A ses côtés, Fabienne Cordier pourrait faire figure d’ancienne. Aide soignante, elle a 56 ans, dont 17 ans passés dans l’établissement de Seine-et-Marne. Elle se montre plus sévère que sa collègue sur les temps impartis à la toilette : « Et encore, vingt minutes c’est la prise en charge globale ». Car il faut déduire de ces vingt petites minutes le temps consacré à l’entretien de la chambre.

« Les résidents, on est obligé de les bousculer un peu. Il n’y a pas d’échange entre les soignants et les soignés », confie pour sa part Emilienne Nyambal. Elle, qui travaille depuis sept ans à l’Ehpad des Chenets, à Courbevoie, parle sans censure de « maltraitance ».

« Quand une personne nous dit qu’on lui fait mal pendant la toilette on n’y peut rien, on doit aller vite. »

Tous réclament une augmentation du nombre de soignants. Chantal Bouvier, qui a « pris sa journée » pour manifester demande simplement de pouvoir « être remplacée lorsque l’on n’est pas là » ajoutant qu’« aujourd’hui deux étages ne seront pas nettoyés » parce qu’elle manifeste avec ses collègues.

« Pas de réponse précise »

Un rapport parlementaire publié mercredi propose de doubler le ratio des soignants en quatre ans. Cela représenterait 200 000 recrutements, et un coût de 7 milliards à 10 milliards d’euros.
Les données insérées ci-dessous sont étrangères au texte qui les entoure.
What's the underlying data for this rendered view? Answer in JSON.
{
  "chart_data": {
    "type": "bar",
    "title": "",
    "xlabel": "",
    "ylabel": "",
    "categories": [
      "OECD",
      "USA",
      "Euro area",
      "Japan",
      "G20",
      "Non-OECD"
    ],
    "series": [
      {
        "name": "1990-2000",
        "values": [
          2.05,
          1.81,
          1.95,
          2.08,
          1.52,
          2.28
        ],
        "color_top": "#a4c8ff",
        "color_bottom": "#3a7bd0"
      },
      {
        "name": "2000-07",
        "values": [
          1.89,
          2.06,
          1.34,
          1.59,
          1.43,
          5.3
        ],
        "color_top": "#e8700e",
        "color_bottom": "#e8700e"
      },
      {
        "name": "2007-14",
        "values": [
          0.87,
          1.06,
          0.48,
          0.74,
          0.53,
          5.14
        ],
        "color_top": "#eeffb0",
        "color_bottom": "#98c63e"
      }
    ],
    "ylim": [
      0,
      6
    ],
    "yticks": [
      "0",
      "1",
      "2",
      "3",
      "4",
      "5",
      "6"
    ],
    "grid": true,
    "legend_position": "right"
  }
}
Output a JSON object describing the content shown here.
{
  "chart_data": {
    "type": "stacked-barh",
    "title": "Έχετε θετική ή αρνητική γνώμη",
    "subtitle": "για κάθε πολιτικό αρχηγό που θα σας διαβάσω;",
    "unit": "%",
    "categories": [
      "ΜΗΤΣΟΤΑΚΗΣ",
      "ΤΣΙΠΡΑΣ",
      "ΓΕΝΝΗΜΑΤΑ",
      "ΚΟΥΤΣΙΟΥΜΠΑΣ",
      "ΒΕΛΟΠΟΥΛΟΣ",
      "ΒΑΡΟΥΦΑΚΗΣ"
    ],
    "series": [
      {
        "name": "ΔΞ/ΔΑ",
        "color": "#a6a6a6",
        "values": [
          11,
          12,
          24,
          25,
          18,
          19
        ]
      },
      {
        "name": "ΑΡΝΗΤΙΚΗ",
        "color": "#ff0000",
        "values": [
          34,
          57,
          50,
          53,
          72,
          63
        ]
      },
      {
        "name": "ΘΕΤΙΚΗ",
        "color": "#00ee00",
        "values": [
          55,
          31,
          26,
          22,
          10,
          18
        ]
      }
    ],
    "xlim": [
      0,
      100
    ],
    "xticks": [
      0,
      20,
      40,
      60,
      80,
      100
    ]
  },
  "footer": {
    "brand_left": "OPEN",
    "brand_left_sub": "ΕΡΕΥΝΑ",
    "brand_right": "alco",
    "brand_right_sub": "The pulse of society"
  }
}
Mais l’Etat n’a « pas les moyens budgétaires » de garantir cette augmentation du personnel a fait savoir Agnès Buzyn jeudi.

La délégation intersyndicale, qui est sortie en début d’après-midi du ministère déplore ne pas avoir eu « de réponse précise sur [ses] revendications ». Un point positif : « Au bout de cinq mois de mobilisation nous sommes sortis du déni de réalité », concède Jean-Claude Stutz, secrétaire national adjoint de l’UNSA santé, qui était dans le bureau de la ministre avec les autres centrales. « M. Buzyn s’est engagé à s’inscrire dans une d’augmentation des effectifs, mais elle n’a donné aucuns chiffres » ajoute-t-il.
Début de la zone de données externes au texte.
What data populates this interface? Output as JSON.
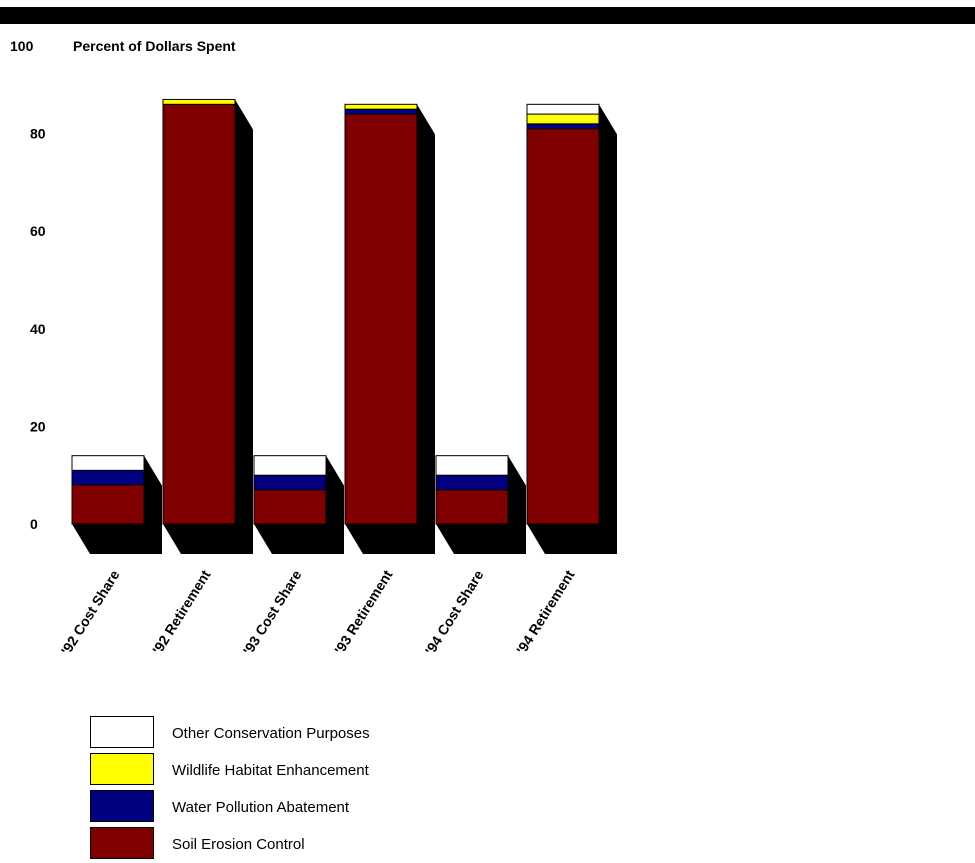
{
  "chart_data": {
    "type": "bar",
    "stacked": true,
    "title": "Percent of Dollars Spent",
    "xlabel": "",
    "ylabel": "",
    "ylim": [
      0,
      100
    ],
    "yticks": [
      0,
      20,
      40,
      60,
      80,
      100
    ],
    "categories": [
      "'92 Cost Share",
      "'92 Retirement",
      "'93 Cost Share",
      "'93 Retirement",
      "'94 Cost Share",
      "'94 Retirement"
    ],
    "series": [
      {
        "name": "Soil Erosion Control",
        "color": "#800000",
        "values": [
          8,
          86,
          7,
          84,
          7,
          81
        ]
      },
      {
        "name": "Water Pollution Abatement",
        "color": "#000080",
        "values": [
          3,
          0,
          3,
          1,
          3,
          1
        ]
      },
      {
        "name": "Wildlife Habitat Enhancement",
        "color": "#ffff00",
        "values": [
          0,
          1,
          0,
          1,
          0,
          2
        ]
      },
      {
        "name": "Other Conservation Purposes",
        "color": "#ffffff",
        "values": [
          3,
          0,
          4,
          0,
          4,
          2
        ]
      }
    ],
    "legend_position": "bottom-left",
    "grid": false
  },
  "legend_order": [
    "Other Conservation Purposes",
    "Wildlife Habitat Enhancement",
    "Water Pollution Abatement",
    "Soil Erosion Control"
  ]
}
Pascal Champvert, le président de l’AD-PA, parle, lui, d’une ministre « attentive ». « Je pense qu’elle a vraiment envie de travailler les dossiers » concède-t-il, tout en rappelant ses attentes : « la mise en place de financements nouveaux ».

Infirmières, aides soignantes et psychologues

Agnès Buzyn s’est contentée jeudi d’annoncer « un cadre de travail en commun avec l’assemblée des départements de France » sur le financement de la dépendance et a promis pour début avril des « orientations stratégiques » sur la prise en charge du vieillissement.

Dans la foule – dont une bonne partie est composée de femmes –, infirmières, aides-soignantes, mais aussi psychologues. C’est le cas d’Isabelle Cottet, psychologue dans un Ephad de Saint-Maur-des-Fossés. Le 30 janvier, lors de la première journée de mobilisation, qui avait été très suivie, elle était allée devant le siège de l’agence régionale de santé. « Cette fois j’ai voulu monter plus haut » dit-elle dans un sourire.

« On devrait mieux accompagner les familles, offrir plus de temps d’écoute » propose-t-elle. Elle s’occupe de patients atteints de la maladie d’Alzheimer ou de neurodégénéressence et regrette de ne pouvoir « proposer une promenade [aux résidents] lorsqu’il y a un rayon de soleil », faute de personnel, selon elle.

A 16 heures, la foule se disperse. Une partie des manifestants est allée rejoindre un autre cortège, celui des retraités qui défilent un peu plus loin.